Similarly, Ralph Nader made waves when he ran for president because he talked about class, not just race. In a Milwaukee speech he said, “It would be a mistake if we concentrate just on race and not class. They form a mutually reinforcing vicious circle, and although the most emotionally outrageous things come from racial issues, we have to connect them to the larger picture of class issues.”
Right on. In the same speech, though, Nader asked, “Do Black residents of (wealthy) Scarsdale get abused by the police? No. When people have economic power in a community, they get their calls  returned.”
While Nader was right that economic means often can buy a better deal for some African Americans (think O.J. Simpson), he was mistaken when he asserted that Black folks in Scarsdale don’t get hassled by the police.
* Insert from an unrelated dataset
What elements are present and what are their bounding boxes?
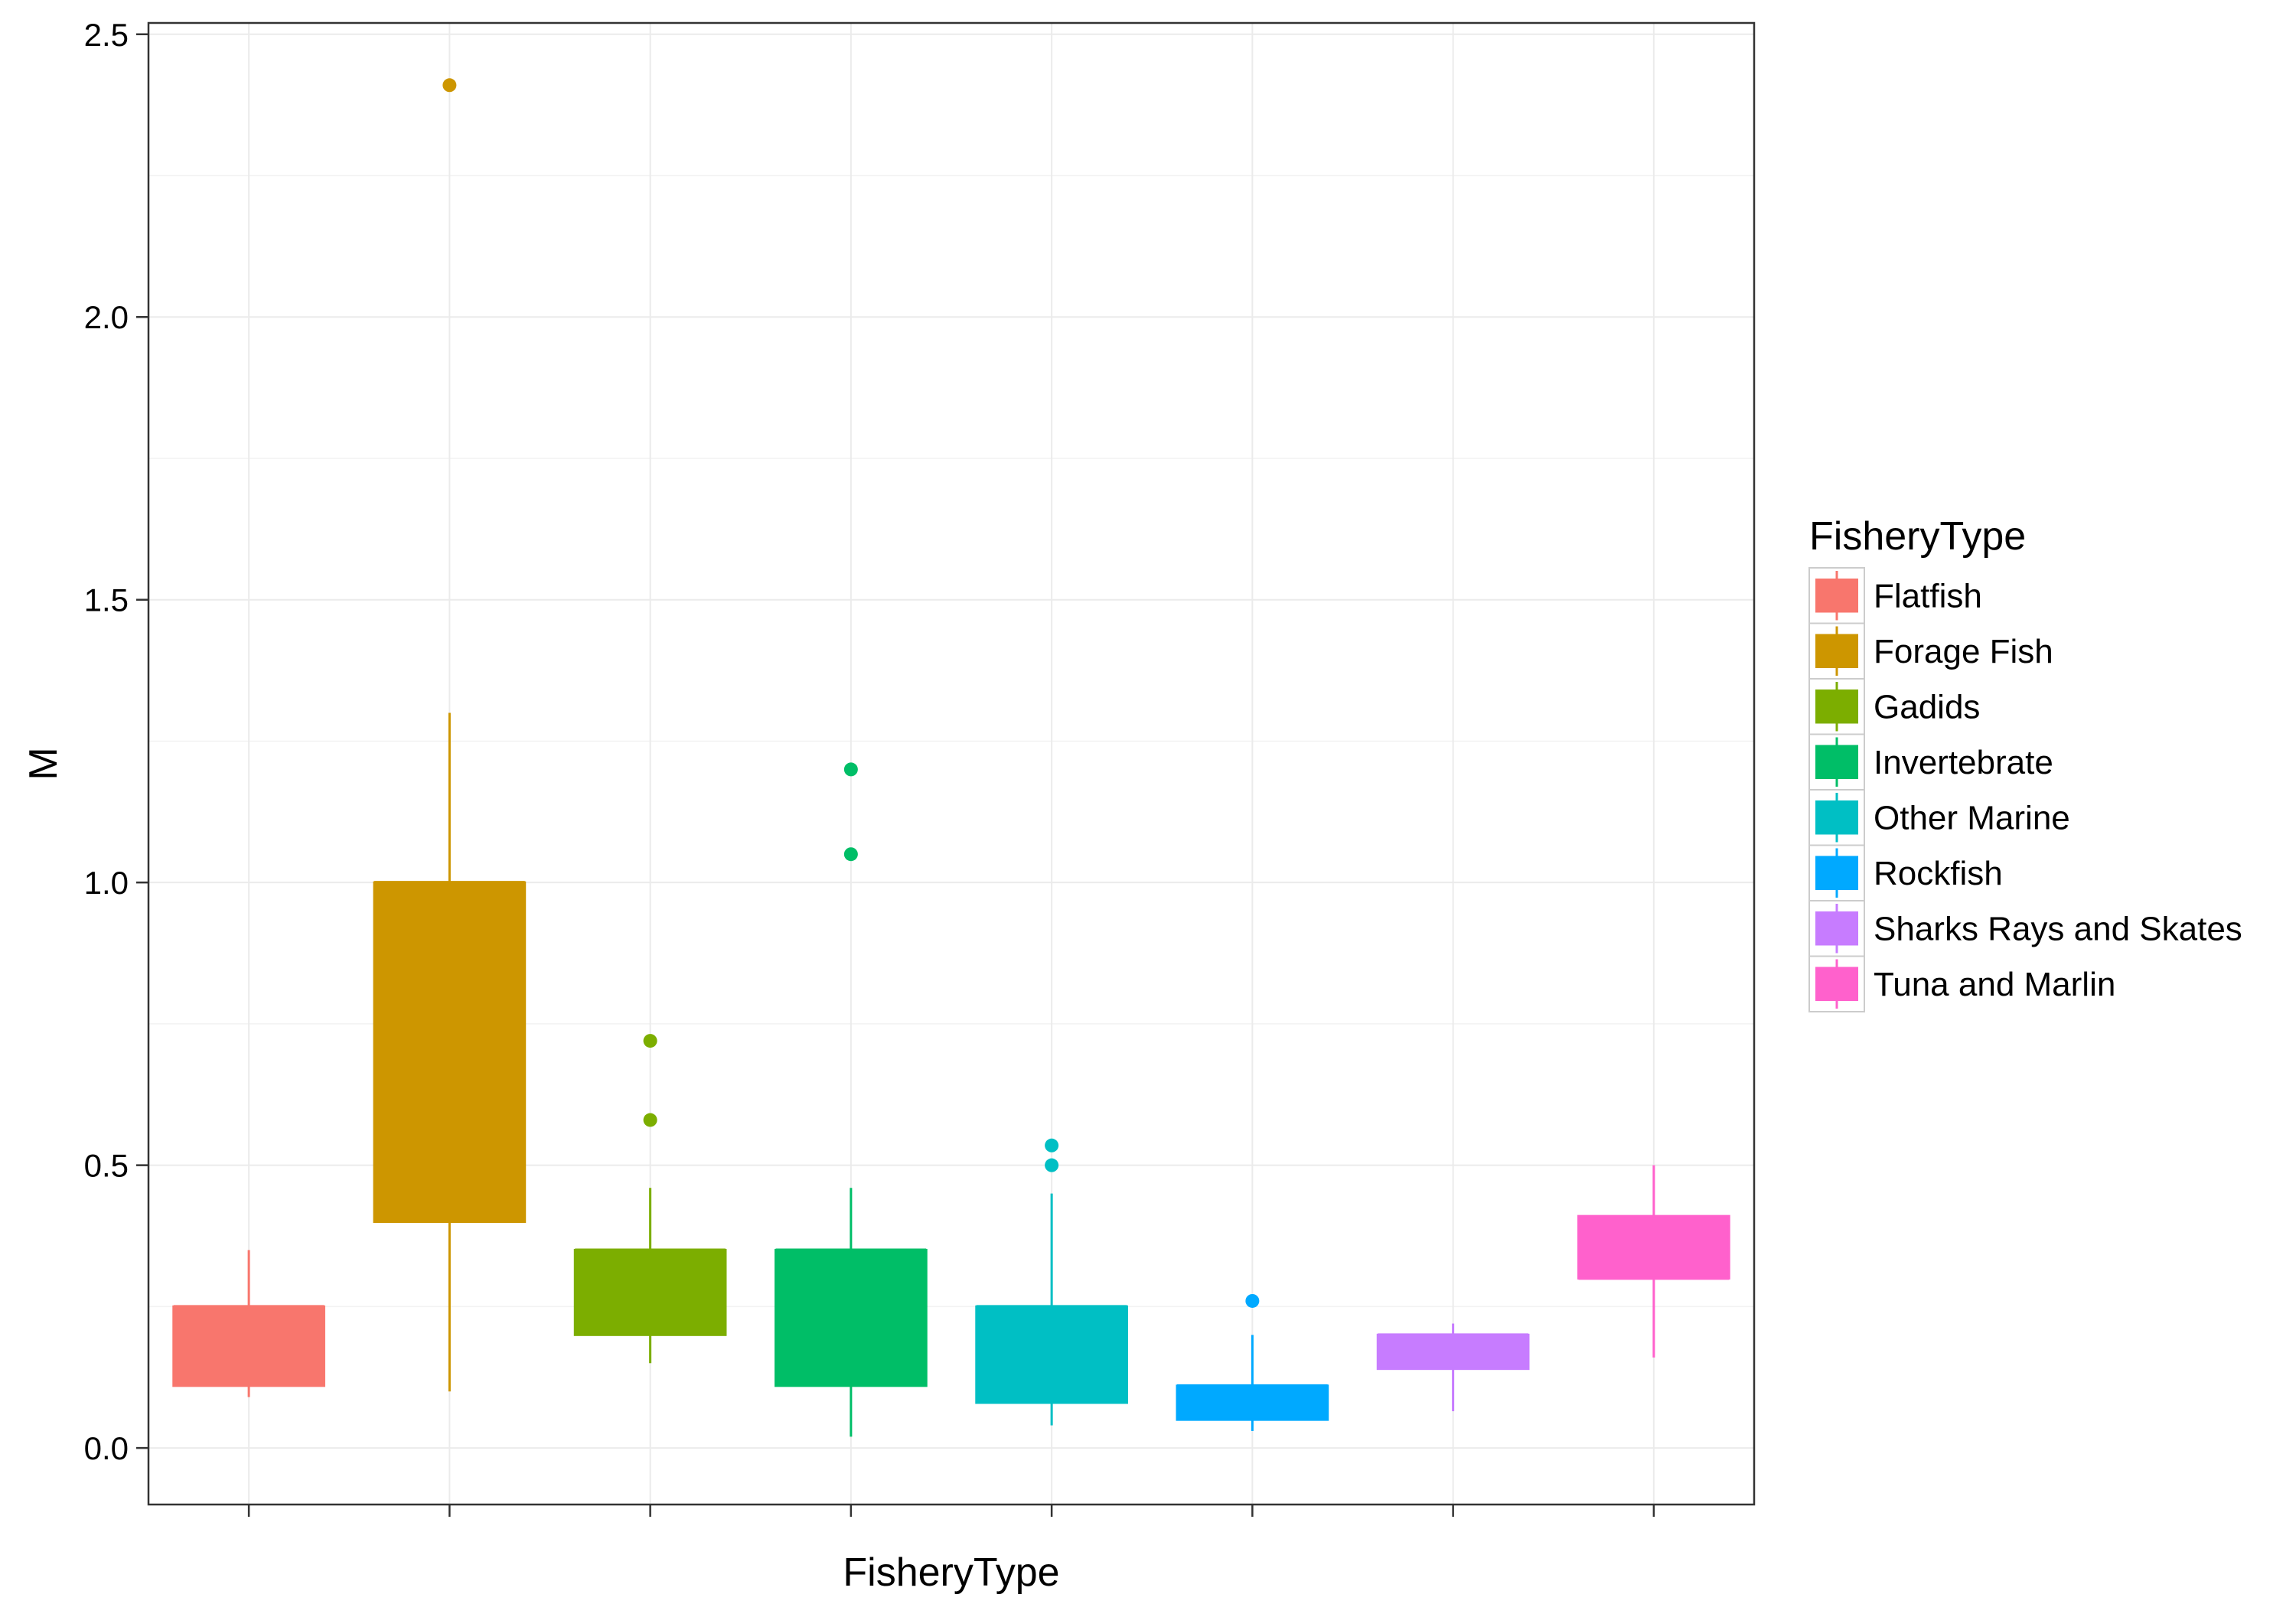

Indeed, most African Americans have a police story, whether they are a corporate CEO or a homey in the hood. Thus, an exploration of class is often a complicated one for African Americans.
However, African Americans aren’t monolithic. With the persistence of poverty, and the set of economic changes that has been wrought by globalization and the proliferation of technology, class differences between African Americans will become even more apparent. But, it is possible to talk about class in America without suggesting that class matters more than race, or vice versa. Indeed, asking middle- and upper middle-class African Americans which is a greater influence, race or class, is like asking an African American woman whether she looks at things through a woman’s lens or through a Black lens. Instead of making implicit or explicit choices about race and class, it makes sense to study the intersection between race, class, gender and power.
If you don’t think class matters, consider Enron and the respectful way its leaders were treated by Congress when they testified at hearings. Imagine that any other kinds of criminals, who caused major economic losses for thousands of people, would be so courteously treated. Or, consider regulations that say people who live in public housing can be ejected if their relatives are drug addicts. Are members of Congress ejected from their posts if their relatives are drug addicts? Do corporate CEOs have to give up their positions because they have addicted relatives? Indeed, the entire concept of zero tolerance seems specially targeted toward the poor and working class. For others, there are always exceptions.
If more of us used class as a filter for explaining socio-economic issues, then the way class shapes certain legislation becomes clear. Zweig is to be commended for keeping the class issue alive. African American leaders and researchers could learn well from his approach as we forge 21st-century solutions to race matters.